A decade ago, almost nobody could’ve anticipated that millions of people would buy a watch that tells time, but also gives you access to your own internal vital signs. Whereas televisions were invented with remote control, giving users a comforting distance between themselves and the screen, we are slowly innovating towards closing the gap between our physical proximity with our devices. One such category of devices referred to as “wearables” by those of us privy to tech jargon, is a collection of pieces of tech driving someone like me up the wall with anxiety. We decided some years ago, after the release of the Apple Watch (AAPL), that wearing technology was somehow a brilliant idea. 

In the years following the introduction of wearable devices, companies across the tech industry have championed products designed to allow consumers to track their heart rate, send text messages, and even navigate around whatever city they may find themselves in. One such company, Google (GOOGL) has yet to enter the wearable space, but rumors about a Pixel Watch have whispered in the wind for quite some time now. Today, the world’s search engine turned rumors into facts as it announced plans to purchase smartwatch technology from Fossil Group (FOSL) for $40 million. As part of the transaction, per the official press release, a portion of Fossil Group’s (FOSL) research and development team currently supporting the transferring IP will join Google (GOOGL). 

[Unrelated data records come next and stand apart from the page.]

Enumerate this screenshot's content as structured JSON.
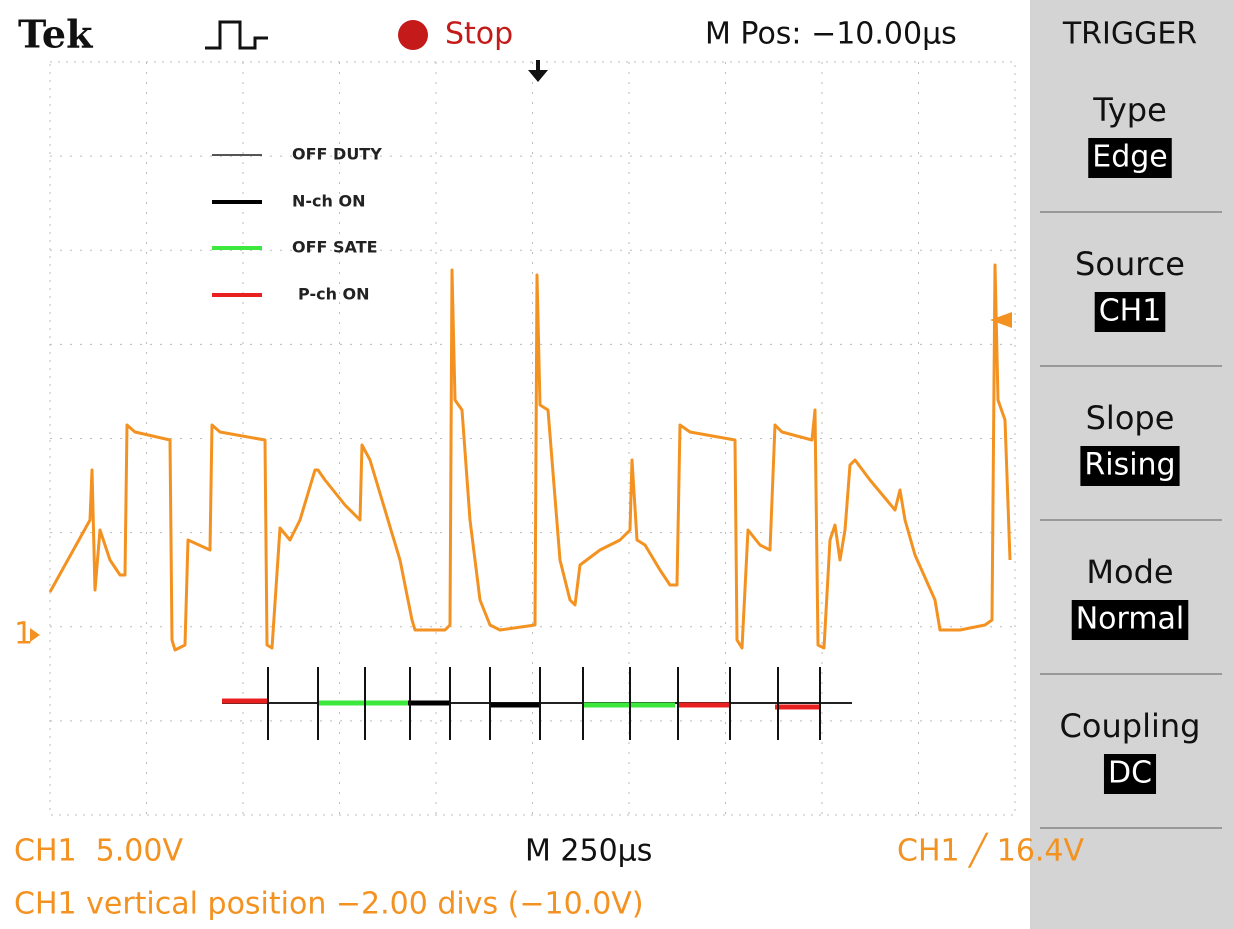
{
  "header": {
    "brand": "Tek",
    "status": "Stop",
    "position": "M Pos: −10.00µs",
    "menu_title": "TRIGGER"
  },
  "menu": [
    {
      "label": "Type",
      "value": "Edge"
    },
    {
      "label": "Source",
      "value": "CH1"
    },
    {
      "label": "Slope",
      "value": "Rising"
    },
    {
      "label": "Mode",
      "value": "Normal"
    },
    {
      "label": "Coupling",
      "value": "DC"
    }
  ],
  "legend": [
    "OFF DUTY",
    "N-ch ON",
    "OFF SATE",
    "P-ch ON"
  ],
  "channel_marker": "1",
  "footer": {
    "ch_scale": "CH1  5.00V",
    "timebase": "M 250µs",
    "trigger": "CH1 ╱ 16.4V",
    "message": "CH1 vertical position −2.00 divs (−10.0V)"
  }
}
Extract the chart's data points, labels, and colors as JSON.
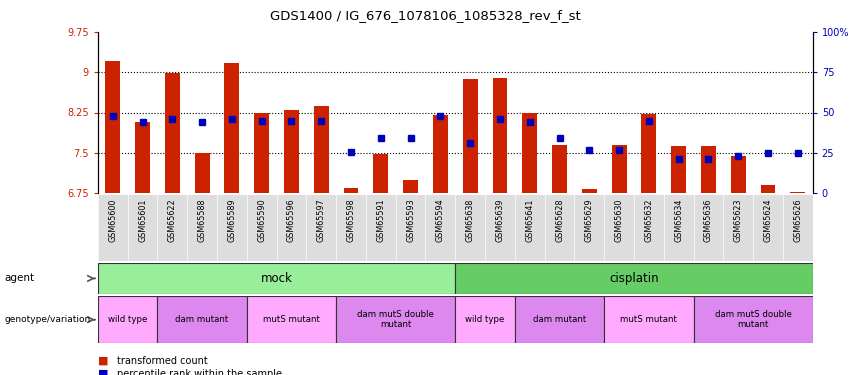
{
  "title": "GDS1400 / IG_676_1078106_1085328_rev_f_st",
  "samples": [
    "GSM65600",
    "GSM65601",
    "GSM65622",
    "GSM65588",
    "GSM65589",
    "GSM65590",
    "GSM65596",
    "GSM65597",
    "GSM65598",
    "GSM65591",
    "GSM65593",
    "GSM65594",
    "GSM65638",
    "GSM65639",
    "GSM65641",
    "GSM65628",
    "GSM65629",
    "GSM65630",
    "GSM65632",
    "GSM65634",
    "GSM65636",
    "GSM65623",
    "GSM65624",
    "GSM65626"
  ],
  "bar_heights": [
    9.2,
    8.08,
    8.98,
    7.5,
    9.18,
    8.25,
    8.3,
    8.38,
    6.85,
    7.48,
    7.0,
    8.2,
    8.88,
    8.9,
    8.25,
    7.65,
    6.82,
    7.65,
    8.23,
    7.62,
    7.62,
    7.45,
    6.9,
    6.77
  ],
  "percentile_y": [
    8.18,
    8.08,
    8.12,
    8.08,
    8.13,
    8.1,
    8.1,
    8.1,
    7.52,
    7.78,
    7.78,
    8.18,
    7.68,
    8.12,
    8.08,
    7.78,
    7.55,
    7.55,
    8.09,
    7.38,
    7.38,
    7.45,
    7.5,
    7.5
  ],
  "ymin": 6.75,
  "ymax": 9.75,
  "yticks_left": [
    6.75,
    7.5,
    8.25,
    9.0,
    9.75
  ],
  "ytick_labels_left": [
    "6.75",
    "7.5",
    "8.25",
    "9",
    "9.75"
  ],
  "yticks_right_pct": [
    0,
    25,
    50,
    75,
    100
  ],
  "ytick_labels_right": [
    "0",
    "25",
    "50",
    "75",
    "100%"
  ],
  "bar_color": "#CC2200",
  "pct_color": "#0000BB",
  "agent_groups": [
    {
      "label": "mock",
      "start": 0,
      "end": 11,
      "color": "#99EE99"
    },
    {
      "label": "cisplatin",
      "start": 12,
      "end": 23,
      "color": "#66CC66"
    }
  ],
  "genotype_groups": [
    {
      "label": "wild type",
      "start": 0,
      "end": 1,
      "color": "#FFAAFF"
    },
    {
      "label": "dam mutant",
      "start": 2,
      "end": 4,
      "color": "#DD88EE"
    },
    {
      "label": "mutS mutant",
      "start": 5,
      "end": 7,
      "color": "#FFAAFF"
    },
    {
      "label": "dam mutS double\nmutant",
      "start": 8,
      "end": 11,
      "color": "#DD88EE"
    },
    {
      "label": "wild type",
      "start": 12,
      "end": 13,
      "color": "#FFAAFF"
    },
    {
      "label": "dam mutant",
      "start": 14,
      "end": 16,
      "color": "#DD88EE"
    },
    {
      "label": "mutS mutant",
      "start": 17,
      "end": 19,
      "color": "#FFAAFF"
    },
    {
      "label": "dam mutS double\nmutant",
      "start": 20,
      "end": 23,
      "color": "#DD88EE"
    }
  ],
  "legend": [
    {
      "label": "transformed count",
      "color": "#CC2200"
    },
    {
      "label": "percentile rank within the sample",
      "color": "#0000BB"
    }
  ],
  "label_fontsize": 7.5,
  "tick_fontsize": 7.0,
  "sample_fontsize": 5.8
}
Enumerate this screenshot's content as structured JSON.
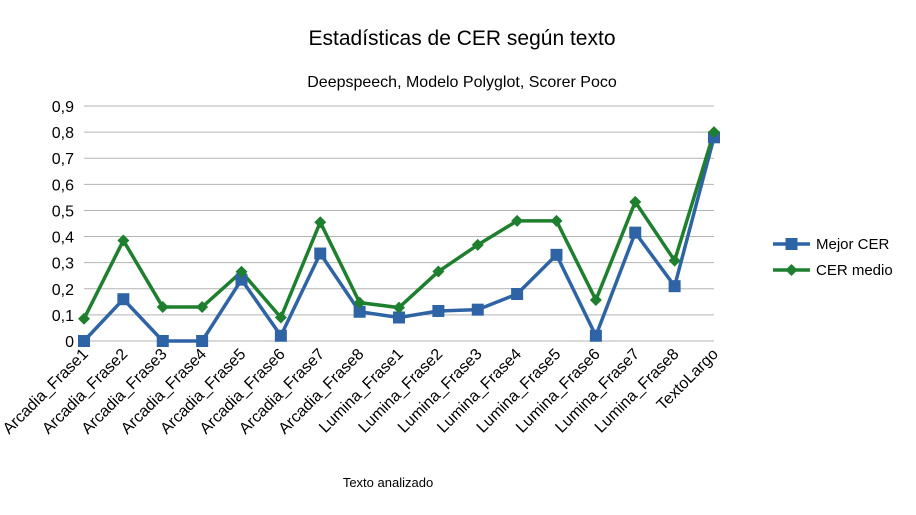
{
  "chart_data": {
    "type": "line",
    "title": "Estadísticas de CER según texto",
    "subtitle": "Deepspeech, Modelo Polyglot, Scorer Poco",
    "xlabel": "Texto analizado",
    "ylabel": "",
    "categories": [
      "Arcadia_Frase1",
      "Arcadia_Frase2",
      "Arcadia_Frase3",
      "Arcadia_Frase4",
      "Arcadia_Frase5",
      "Arcadia_Frase6",
      "Arcadia_Frase7",
      "Arcadia_Frase8",
      "Lumina_Frase1",
      "Lumina_Frase2",
      "Lumina_Frase3",
      "Lumina_Frase4",
      "Lumina_Frase5",
      "Lumina_Frase6",
      "Lumina_Frase7",
      "Lumina_Frase8",
      "TextoLargo"
    ],
    "ylim": [
      0,
      0.9
    ],
    "yticks": [
      "0",
      "0,1",
      "0,2",
      "0,3",
      "0,4",
      "0,5",
      "0,6",
      "0,7",
      "0,8",
      "0,9"
    ],
    "grid": true,
    "legend_position": "right",
    "series": [
      {
        "name": "Mejor CER",
        "color": "#2e64a6",
        "marker": "square",
        "values": [
          0.0,
          0.16,
          0.0,
          0.0,
          0.235,
          0.02,
          0.335,
          0.112,
          0.09,
          0.115,
          0.12,
          0.18,
          0.33,
          0.02,
          0.415,
          0.21,
          0.78
        ]
      },
      {
        "name": "CER medio",
        "color": "#1e7f2e",
        "marker": "diamond",
        "values": [
          0.085,
          0.385,
          0.13,
          0.13,
          0.265,
          0.09,
          0.455,
          0.147,
          0.128,
          0.266,
          0.368,
          0.46,
          0.46,
          0.157,
          0.533,
          0.308,
          0.8
        ]
      }
    ]
  }
}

“Fossil Group has experienced significant success in its wearable business by focusing on product design and development informed by our strong understanding of consumers’ needs and style preferences. We’ve built and advanced a technology that has the potential to improve upon our existing platform of smartwatches. Together with Google, our innovation partner, we’ll continue to unlock growth in wearables.”

Greg McKelvey, Executive Vice President and Chief Strategy and Digital Officer, Fossil Group 

Though the smartwatch sub-sect of the tech consumer marketplace has been dominated by Apple (AAPL), Fitbit (FIT), and Samsung, it makes sense that Google (GOOGL) would have an interest in getting a piece of the action. Stacey Burr, VP of Wear OS, Google’s (GOOGL) wearable technology division, lauded the Fossil collaboration announcement, expressing that “the addition of Fossil Group’s technology and team” would allow Google (GOOGL) to develop a beautifully designed portfolio of smartwatches, while continuing to support the “ever-evolving needs of the vitality-seeking, on-the-go consumer.” 

It’s worth noting that Google’s (GOOGL) $40 million deal is for technology that has yet to hit the market. Fossil Group’s (FOSL) research and development team have been working tirelessly to create a new product innovation relating to smartwatch technology, but it been kept under wraps for the most part. Burr told Wareable that Google (GOOGL) saw the technology being worked on by Fossil R&D and believed that it “could be brought out in a more expansive way if Google (GOOGL) had that technology, and was not only able to continue to use it with Fossil but bring it to other partners in the ecosystem.”